The lawsuit was filed after the department asked parents to sign a written agreement requiring weapons to be locked up.

The suit argued that the department's agreement obligated foster parents to keep their firearms locked up, to only carry their weapons around a child if it was required by their employer and to ensure weapons in automobiles were unloaded, disabled and locked in a container.

But agency spokeswoman Sheree Powell told The Oklahoman (http://bit.ly/2qo6DBh ) Monday that the agreement wasn't mandatory and had been revoked before foster parents Stephen and Krista Pursley, who have fostered three dozen children, filed the lawsuit.
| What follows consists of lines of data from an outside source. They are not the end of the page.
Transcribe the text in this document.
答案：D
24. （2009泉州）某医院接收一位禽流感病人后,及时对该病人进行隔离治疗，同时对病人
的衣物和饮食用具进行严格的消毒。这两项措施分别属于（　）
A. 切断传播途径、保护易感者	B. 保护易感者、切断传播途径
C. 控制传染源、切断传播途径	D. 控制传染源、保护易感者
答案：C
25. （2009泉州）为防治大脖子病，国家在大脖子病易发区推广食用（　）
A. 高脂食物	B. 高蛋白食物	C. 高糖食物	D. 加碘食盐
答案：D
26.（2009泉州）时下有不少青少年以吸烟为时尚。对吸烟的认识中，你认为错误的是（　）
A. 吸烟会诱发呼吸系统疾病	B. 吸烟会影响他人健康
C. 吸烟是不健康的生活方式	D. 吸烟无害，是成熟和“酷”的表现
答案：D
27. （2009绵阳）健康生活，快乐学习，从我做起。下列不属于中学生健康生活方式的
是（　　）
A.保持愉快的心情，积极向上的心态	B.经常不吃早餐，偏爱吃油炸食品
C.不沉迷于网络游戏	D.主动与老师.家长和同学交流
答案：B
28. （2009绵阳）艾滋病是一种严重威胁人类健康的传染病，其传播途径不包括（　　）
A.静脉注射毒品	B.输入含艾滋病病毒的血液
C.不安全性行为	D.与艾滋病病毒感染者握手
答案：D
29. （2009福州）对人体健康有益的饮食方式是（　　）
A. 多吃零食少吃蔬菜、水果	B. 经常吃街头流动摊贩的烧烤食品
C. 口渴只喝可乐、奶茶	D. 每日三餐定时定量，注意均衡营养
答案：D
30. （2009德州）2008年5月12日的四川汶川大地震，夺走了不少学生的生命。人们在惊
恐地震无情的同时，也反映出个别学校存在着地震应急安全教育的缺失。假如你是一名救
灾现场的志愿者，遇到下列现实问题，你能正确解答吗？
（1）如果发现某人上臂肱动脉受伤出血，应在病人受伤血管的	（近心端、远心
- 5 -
"Someone in foster care and adoptions came up with an informal weapon safety agreement that they crafted themselves and they were circulating it for foster parents to sign," Powell said. "Once the agency found out about it, we told them to cease use of that. It wasn't an official form."

Last week, U.S. District Judge David L. Russell determined the case was moot.

"DHS no longer uses the (agreement) and there is no evidence from any official at DHS that the department intends to impose a similar rule if this litigation is dismissed," Rusell wrote in the ruling.

Powell said the agency is working with foster parents with gun permits as new firearm policies are finalized. Foster parents will be allowed to have guns around their foster children as long as they're securely holstered.